На работе меня вызвала к себе в кабинет Зинаида Сергеевна.
- Виктория Павловна, ваше поведение меня настораживает, - начинает она отчитывать меня. – У нас элитная школа, а вы не вполне адекватно себя ведёте в последнее время. Особенно в отношении к новенькому Алексею Ольшанскому.
- Простите, - скукожилась я в кресле, нервно дергая ногою, - я не понимаю, о чём идёт речь? Какое не адекватное поведение?
Лучше всё отрицать. Свидетелей не было.
- А как же вчерашний случай? Вы чуть не снесли меня, убегая от своего ученика. А он бежал за вами. Это всё походило на ссору. Я даже не знаю, как правильно это всё назвать, - она вздохнула, поправляя очки. – Я давно за вами наблюдаю. И мне кажется, что вас с Ольшанским связывают интимные отношения.
Вот так в лоб. Не уже ли мои чувства так бросаются в глаза. Я снова краснею. Отвожу взгляд.
- Меня оскорбляют ваши гнусные подозрения, - лучшая защита – это нападение. – Я вчера убегала от Ольшанского, потому что он меня оскорбил, и я не сдержалась, ударила его.
Зинаида Сергеевна покачала головой, будто понимает.

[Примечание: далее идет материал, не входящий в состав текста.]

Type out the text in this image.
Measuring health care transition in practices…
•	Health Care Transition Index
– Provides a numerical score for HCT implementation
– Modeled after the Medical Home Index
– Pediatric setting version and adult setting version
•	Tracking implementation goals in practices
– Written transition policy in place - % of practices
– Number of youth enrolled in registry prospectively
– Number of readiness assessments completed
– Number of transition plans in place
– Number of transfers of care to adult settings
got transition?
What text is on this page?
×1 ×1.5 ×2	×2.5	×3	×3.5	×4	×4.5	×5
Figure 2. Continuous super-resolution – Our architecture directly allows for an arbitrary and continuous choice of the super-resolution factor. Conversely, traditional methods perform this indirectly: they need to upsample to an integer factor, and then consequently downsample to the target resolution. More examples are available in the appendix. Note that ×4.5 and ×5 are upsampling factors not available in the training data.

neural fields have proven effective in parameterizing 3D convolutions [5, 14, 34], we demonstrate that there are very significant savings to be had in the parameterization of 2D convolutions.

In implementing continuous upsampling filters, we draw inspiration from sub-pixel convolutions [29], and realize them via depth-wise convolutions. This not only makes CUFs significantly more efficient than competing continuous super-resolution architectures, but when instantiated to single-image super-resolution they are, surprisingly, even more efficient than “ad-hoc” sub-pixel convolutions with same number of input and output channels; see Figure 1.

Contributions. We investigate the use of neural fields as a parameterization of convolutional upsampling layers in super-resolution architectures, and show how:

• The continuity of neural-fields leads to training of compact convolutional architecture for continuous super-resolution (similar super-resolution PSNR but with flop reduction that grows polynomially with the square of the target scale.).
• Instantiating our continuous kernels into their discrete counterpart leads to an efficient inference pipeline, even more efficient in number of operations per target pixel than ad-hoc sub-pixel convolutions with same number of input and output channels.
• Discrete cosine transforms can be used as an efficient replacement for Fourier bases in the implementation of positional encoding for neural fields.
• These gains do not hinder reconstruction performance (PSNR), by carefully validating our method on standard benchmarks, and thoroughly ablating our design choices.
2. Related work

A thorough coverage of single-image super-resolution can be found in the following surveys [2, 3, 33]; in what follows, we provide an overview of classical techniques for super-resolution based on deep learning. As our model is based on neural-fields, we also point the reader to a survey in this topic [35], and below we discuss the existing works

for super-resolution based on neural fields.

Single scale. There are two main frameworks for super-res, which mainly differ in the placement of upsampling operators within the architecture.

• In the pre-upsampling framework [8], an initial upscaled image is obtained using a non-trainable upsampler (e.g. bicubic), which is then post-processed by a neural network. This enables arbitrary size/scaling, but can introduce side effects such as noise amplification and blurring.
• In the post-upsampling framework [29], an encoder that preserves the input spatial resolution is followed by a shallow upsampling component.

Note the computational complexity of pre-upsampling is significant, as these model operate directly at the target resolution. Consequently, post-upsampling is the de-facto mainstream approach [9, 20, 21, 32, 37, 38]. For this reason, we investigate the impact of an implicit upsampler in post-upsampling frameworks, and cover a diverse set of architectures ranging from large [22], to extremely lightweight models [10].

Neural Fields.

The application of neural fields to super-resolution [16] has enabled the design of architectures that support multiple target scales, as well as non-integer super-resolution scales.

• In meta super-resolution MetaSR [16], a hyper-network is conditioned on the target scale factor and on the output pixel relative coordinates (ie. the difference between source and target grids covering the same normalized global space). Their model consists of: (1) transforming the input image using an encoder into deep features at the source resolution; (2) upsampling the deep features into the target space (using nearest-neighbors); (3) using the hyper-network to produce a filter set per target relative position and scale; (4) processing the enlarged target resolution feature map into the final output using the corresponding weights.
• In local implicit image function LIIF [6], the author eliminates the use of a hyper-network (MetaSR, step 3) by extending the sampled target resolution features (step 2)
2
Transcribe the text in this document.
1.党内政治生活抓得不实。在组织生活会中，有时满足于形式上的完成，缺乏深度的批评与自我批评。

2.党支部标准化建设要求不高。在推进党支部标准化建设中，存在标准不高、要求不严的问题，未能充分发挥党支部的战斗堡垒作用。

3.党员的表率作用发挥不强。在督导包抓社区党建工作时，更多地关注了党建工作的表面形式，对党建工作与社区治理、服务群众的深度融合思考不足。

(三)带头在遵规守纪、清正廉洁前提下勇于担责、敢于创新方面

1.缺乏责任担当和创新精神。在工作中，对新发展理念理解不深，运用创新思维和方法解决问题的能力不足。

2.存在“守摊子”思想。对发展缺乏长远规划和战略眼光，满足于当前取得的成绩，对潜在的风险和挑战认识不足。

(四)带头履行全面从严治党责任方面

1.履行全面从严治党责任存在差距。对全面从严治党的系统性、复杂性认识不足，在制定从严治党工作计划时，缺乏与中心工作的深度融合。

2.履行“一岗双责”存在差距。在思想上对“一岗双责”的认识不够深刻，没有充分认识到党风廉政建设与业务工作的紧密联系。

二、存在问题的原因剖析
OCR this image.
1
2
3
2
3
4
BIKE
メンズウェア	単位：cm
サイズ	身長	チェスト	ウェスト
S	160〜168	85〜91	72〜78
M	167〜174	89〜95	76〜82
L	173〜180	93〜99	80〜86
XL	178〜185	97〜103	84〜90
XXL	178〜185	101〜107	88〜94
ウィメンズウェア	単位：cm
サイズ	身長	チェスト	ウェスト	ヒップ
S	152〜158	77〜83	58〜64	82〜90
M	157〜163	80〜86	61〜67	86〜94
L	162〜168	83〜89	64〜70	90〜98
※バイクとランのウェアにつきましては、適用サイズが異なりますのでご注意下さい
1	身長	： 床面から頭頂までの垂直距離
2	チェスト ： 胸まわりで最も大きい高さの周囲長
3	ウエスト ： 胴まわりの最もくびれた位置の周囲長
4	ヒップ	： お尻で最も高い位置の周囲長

- Да, дети сейчас не самые послушные, но это не повод распускать руки. А если сегодня придёт его отец с жалобой на вас, что тогда? Это скандал, Виктория Павловна. У нас самая лучшая школа и мы не можем рисковать её репутацией. Вы понимаете, меня.
Конечно, понимаю! А как не понимать. Если, что пиши заявление на увольнение. В эту школу очередь из учителей. Место пустовать не будет.
- Не придёт, Зинаида Сергеевна, - заверила я её.
- Хорошо, вы свободны, Виктория Павловна.
И я ушла. Весь день был испорчен. После ковра у директора, мне словно в душу нагадили. Как же здесь быстро до всего додумываются. Я ещё сама не разобралась в своих чувствах к Алёше, а директриса уже нас в койку запихнула. Мерзко. Очень мерзко. И Алёша этот тоже хорош. Весь классный час, раздевал глазами. Я даже несколько раз запнулась. Забыла всё. В голове всплывали картины нашего поцелуя в классе. А когда глаза мои невольно падали в сторону дверей, у меня и вовсе давление скакало. Уши заложило, и сердце, замирая, останавливалось. Двадцать семь лет и уже тахикардию заработала на любовно-нервной почве.
Сижу в лаборантской. Сопли на кулак наматываю. Жалею себя и ненавижу за слабость к своему ученику. В мой мир покаяния врывается Надя. Увидев меня в слезах, присвистнула.
- Эка тебя наша злыдня отчитала! – вынимая из кармана пиджака пачку сигарет, говорит она.
- Да не особо и отчитала, - вытираюсь я платочком, - просто мерзко слушать было.
- Ага, мерзко, когда в трахе с учеником подозревают! – открывает она форточку.
- Чего? Ты – то откуда знаешь? – слёзы высохли в раз от шокирующей новости.
- Как откуда? Вся учительская жужжит. Анна Тимофеевна сказала, - говорит Надя и закуривает сигарету, выдыхая в форточку.